Background: TP53 mutations are reported in 5% of patients with adenoid cystic carcinoma (ACC). Whilst TP53 mutations are associated with adverse clinical outcomes across multiple tumour types, their prognostic significance in ACC is unknown. We sought to determine the utility of TP53 mutations as a prognostic biomarker in a prospective cohort of ACC patients. Methods: From April 2017 to September 2019, 146 patients with ACC were prospectively recruited to an ethically approved study. DNA was extracted from archival FFPE samples and underwent targeted next generation sequencing (Qiagen GeneRead DNAseq Targeted Panel V2 n = 134; Foundation Medicine; n = 12). Clinical, pathological and outcome data were collected on all patients and Kaplan-Meier survival analysis was performed to test for survival differences between TP53 mutated and wild-type ACC. Results: 146 ACC patients (mean age 48 years, range 16-79) underwent DNA extraction and next generation sequencing for TP53 mutations. The primary site was major salivary gland in 47% and minor salivary gland in 48% (other 5%). Analysis was successful in 122/146 patients (84%). Recurrent or metastatic disease was present in 94% (115/122) at study entry. TP53 alterations were identified in 9% (11/122), most frequently within the DNA binding domain (9/11). Non-pulmonary visceral metastases were seen more frequently in TP53 wild-type than in TP53 mutated ACC (44% vs. 10%; p = 0.042), and other clinical parameters were balanced between groups.

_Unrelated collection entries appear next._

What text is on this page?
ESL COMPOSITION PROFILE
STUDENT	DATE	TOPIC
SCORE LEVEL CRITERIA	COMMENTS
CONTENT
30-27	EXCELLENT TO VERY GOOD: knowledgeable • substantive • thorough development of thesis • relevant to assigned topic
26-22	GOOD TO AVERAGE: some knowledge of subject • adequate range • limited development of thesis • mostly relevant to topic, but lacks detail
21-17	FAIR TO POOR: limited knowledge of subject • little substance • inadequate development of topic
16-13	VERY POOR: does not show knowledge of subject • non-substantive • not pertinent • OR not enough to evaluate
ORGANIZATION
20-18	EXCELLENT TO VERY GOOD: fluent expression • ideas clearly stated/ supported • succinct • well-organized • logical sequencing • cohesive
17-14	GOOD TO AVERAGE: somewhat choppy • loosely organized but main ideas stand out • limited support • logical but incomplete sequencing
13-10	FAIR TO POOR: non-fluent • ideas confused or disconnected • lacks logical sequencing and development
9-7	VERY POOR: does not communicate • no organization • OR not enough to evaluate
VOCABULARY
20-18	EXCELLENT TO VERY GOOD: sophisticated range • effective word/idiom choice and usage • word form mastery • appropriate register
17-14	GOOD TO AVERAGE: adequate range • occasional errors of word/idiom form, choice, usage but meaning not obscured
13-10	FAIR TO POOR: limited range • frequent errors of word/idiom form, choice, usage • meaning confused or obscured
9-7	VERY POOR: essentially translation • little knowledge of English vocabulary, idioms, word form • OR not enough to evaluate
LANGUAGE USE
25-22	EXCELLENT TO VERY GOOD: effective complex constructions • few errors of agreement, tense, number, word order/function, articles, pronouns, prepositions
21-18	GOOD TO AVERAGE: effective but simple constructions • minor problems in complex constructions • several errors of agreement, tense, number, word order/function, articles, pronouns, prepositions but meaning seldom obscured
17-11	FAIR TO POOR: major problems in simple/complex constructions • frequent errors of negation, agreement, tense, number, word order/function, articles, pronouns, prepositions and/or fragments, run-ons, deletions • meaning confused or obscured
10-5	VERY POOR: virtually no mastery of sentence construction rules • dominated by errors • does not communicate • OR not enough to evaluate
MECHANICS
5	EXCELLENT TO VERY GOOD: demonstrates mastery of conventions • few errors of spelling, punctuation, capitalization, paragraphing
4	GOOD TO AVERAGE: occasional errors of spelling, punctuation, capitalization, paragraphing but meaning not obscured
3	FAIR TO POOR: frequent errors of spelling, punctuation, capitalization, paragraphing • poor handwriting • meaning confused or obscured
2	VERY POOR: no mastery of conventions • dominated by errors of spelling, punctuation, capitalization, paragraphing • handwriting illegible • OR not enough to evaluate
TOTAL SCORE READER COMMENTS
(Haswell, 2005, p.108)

During follow-up from diagnosis (median follow up 6.6 years), death occurred in 45% of patients with TP53 mutation and in 23% with TP53 wild-type ACC (p = ns). In TP53 mutated ACC, median overall survival was significantly shorter (5.3 vs. 16.3 years), and 10-year survival rate significantly lower (42% vs. 82%) than TP53 wild-type ACC (log-rank p = 0.013). Conclusions: In this cohort of patients with ACC, TP53 mutations were seen with a higher frequency than previously reported. This may be explained by the high frequency of recurrent or metastatic disease at study entry. TP53 mutation was associated with a statistically significant reduction in overall survival in patients with recurrent and metastatic ACC. These findings suggest that stratifying by TP53 status may be of clinical value to inform follow-up strategy in addition to established clinical, pathological and genomic biomarkers.